Торопиться мне было некуда, и я согласилась.
Удивительно, как меняет мужчин время.
Парней у нас в фармацевтическом институте было в принципе мало, с десяток на двести девчонок, а к выпуску осталось и того меньше, но за парней мы их всё равно не считали — скорее за боевых товарищей. Ничем привлекательно мужским для нас они не обладали. Или мы в них мужского просто не видели?
Баженов был невысоким, щуплым, белёсым, носил очки, то есть имел плохое зрение, из-за чего вечно сидел на первых партах, смешно щурился, комплексовал из-за прыщей, вечно спорил с преподавателями и, в принципе, неплохо учился, хотя, как говорят, звёзд с неба не хватал. Но мальчиков в институте берегли, иначе кто будет возглавлять кафедры, да и всю фармацевтическую промышленность страны, поэтому много от них не требовали.
На выпускном, где Баженов пригласил меня на медленный танец, он всё ещё был таким же — невзрачным, потеющим по любому поводу, неинтересным, но сейчас…

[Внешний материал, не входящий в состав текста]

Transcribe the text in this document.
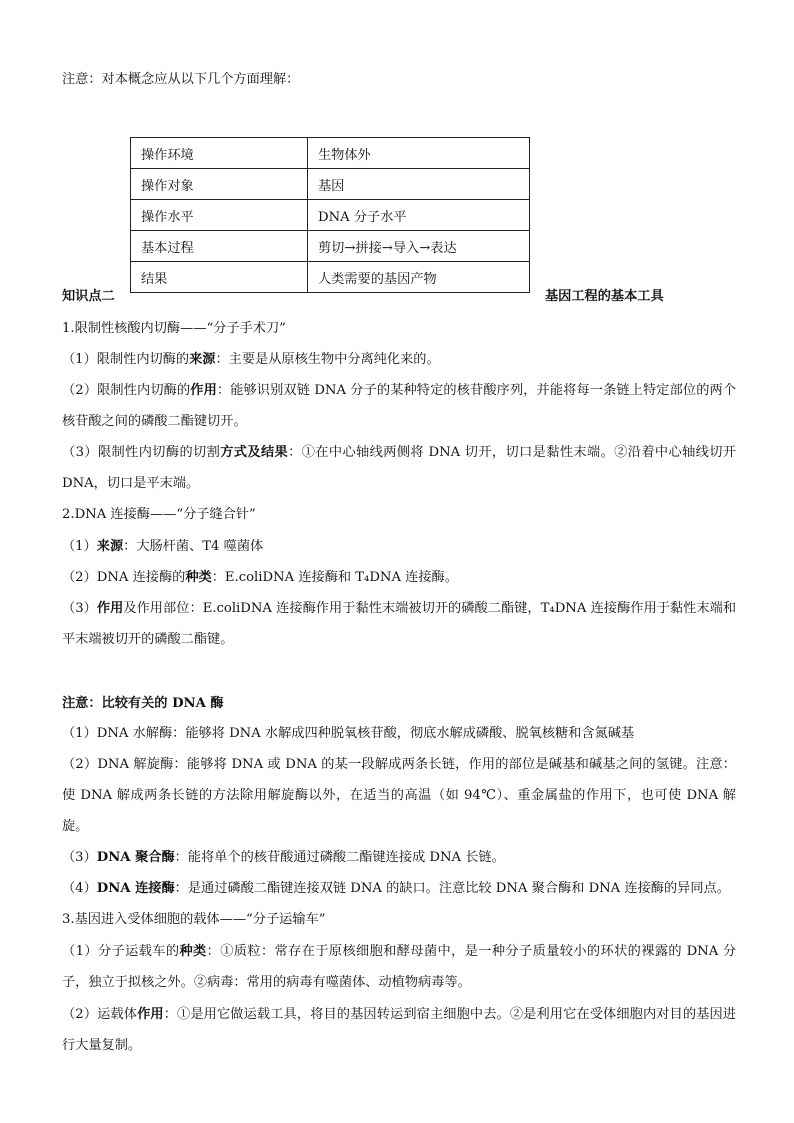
注意：对本概念应从以下几个方面理解：
操作环境	生物体外
操作对象	基因
操作水平	DNA 分子水平
基本过程	剪切→拼接→导入→表达
结果	人类需要的基因产物
知识点二	基因工程的基本工具
1.限制性核酸内切酶——“分子手术刀”
（1）限制性内切酶的来源：主要是从原核生物中分离纯化来的。
（2）限制性内切酶的作用：能够识别双链 DNA 分子的某种特定的核苷酸序列，并能将每一条链上特定部位的两个核苷酸之间的磷酸二酯键切开。
（3）限制性内切酶的切割方式及结果：①在中心轴线两侧将 DNA 切开，切口是黏性末端。②沿着中心轴线切开 DNA，切口是平末端。
2.DNA 连接酶——“分子缝合针”
（1）来源：大肠杆菌、T4 噬菌体
（2）DNA 连接酶的种类：E.coliDNA 连接酶和 T₄DNA 连接酶。
（3）作用及作用部位：E.coliDNA 连接酶作用于黏性末端被切开的磷酸二酯键，T₄DNA 连接酶作用于黏性末端和平末端被切开的磷酸二酯键。
注意：比较有关的 DNA 酶
（1）DNA 水解酶：能够将 DNA 水解成四种脱氧核苷酸，彻底水解成磷酸、脱氧核糖和含氮碱基
（2）DNA 解旋酶：能够将 DNA 或 DNA 的某一段解成两条长链，作用的部位是碱基和碱基之间的氢键。注意：使 DNA 解成两条长链的方法除用解旋酶以外，在适当的高温（如 94℃）、重金属盐的作用下，也可使 DNA 解旋。
（3）DNA 聚合酶：能将单个的核苷酸通过磷酸二酯键连接成 DNA 长链。
（4）DNA 连接酶：是通过磷酸二酯键连接双链 DNA 的缺口。注意比较 DNA 聚合酶和 DNA 连接酶的异同点。
3.基因进入受体细胞的载体——“分子运输车”
（1）分子运载车的种类：①质粒：常存在于原核细胞和酵母菌中，是一种分子质量较小的环状的裸露的 DNA 分子，独立于拟核之外。②病毒：常用的病毒有噬菌体、动植物病毒等。
（2）运载体作用：①是用它做运载工具，将目的基因转运到宿主细胞中去。②是利用它在受体细胞内对目的基因进行大量复制。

И когда только успел стать выше меня на целую голову? И эта косая сажень в плечах. И синева глаз за густыми ресницами. Да, он всё ещё был блондином, вернее, русым, но уже не тусклым, а ярким, выразительным.
Я разглядывала его в ресторане, сидя напротив, и поражалась.

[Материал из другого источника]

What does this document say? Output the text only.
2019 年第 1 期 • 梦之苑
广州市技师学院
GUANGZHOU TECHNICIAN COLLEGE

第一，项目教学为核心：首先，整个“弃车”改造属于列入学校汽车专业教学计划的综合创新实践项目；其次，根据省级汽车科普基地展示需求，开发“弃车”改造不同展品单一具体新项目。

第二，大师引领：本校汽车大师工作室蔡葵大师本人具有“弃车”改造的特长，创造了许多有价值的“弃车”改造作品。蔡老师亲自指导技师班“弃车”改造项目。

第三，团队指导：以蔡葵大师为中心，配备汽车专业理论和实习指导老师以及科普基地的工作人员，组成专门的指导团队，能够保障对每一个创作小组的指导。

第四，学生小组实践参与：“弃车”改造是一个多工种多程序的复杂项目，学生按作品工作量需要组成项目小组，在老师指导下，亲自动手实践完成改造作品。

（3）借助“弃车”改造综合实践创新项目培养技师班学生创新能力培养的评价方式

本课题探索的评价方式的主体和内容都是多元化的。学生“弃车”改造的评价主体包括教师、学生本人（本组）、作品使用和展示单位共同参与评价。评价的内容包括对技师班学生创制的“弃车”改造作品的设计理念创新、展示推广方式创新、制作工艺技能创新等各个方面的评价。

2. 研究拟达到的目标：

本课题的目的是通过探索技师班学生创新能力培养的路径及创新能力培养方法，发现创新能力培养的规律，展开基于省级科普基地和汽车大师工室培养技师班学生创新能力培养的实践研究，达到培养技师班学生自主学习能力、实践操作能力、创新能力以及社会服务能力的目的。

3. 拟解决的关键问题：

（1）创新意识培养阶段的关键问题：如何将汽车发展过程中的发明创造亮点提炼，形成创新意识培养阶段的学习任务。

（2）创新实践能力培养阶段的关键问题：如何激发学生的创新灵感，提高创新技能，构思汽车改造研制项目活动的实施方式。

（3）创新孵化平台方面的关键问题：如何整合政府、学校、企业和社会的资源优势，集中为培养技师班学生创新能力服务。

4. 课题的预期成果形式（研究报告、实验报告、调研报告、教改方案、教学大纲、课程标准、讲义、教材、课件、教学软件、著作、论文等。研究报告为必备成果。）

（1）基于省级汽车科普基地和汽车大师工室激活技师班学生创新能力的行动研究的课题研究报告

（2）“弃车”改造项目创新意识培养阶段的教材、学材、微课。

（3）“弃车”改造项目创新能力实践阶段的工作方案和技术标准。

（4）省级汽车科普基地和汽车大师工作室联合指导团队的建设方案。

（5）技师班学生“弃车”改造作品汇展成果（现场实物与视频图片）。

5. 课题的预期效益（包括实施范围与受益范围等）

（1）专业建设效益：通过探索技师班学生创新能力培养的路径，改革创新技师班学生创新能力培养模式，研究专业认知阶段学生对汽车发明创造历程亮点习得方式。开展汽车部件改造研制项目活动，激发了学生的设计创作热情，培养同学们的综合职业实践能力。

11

И, наверное, рада была видеть. Хотя, конечно, разговор был ни о чём.
Поговорили о всякой ерунде, обсудили, кто где из наших, чем занимается, решили, что было бы неплохо собраться, обменялись телефонами. Баженов подвёз меня до дома. Да и всё.
Спасибо, что помог немного развеяться.
Хотя на моё общее настроение эта встреча сильно не повлияла, приятно было подумать о ком-то, кроме Наварского, о чём то, что было до него.
Девочек дома не оказалось. Вероника написала, что ушла гулять, Аня — совершеннолетняя.
Я решила, что просто надо делать хоть что-то.
Включила телевизор и притащила ворох неглаженного белья.
Но беда пришла, откуда не ждали — позвонила мама.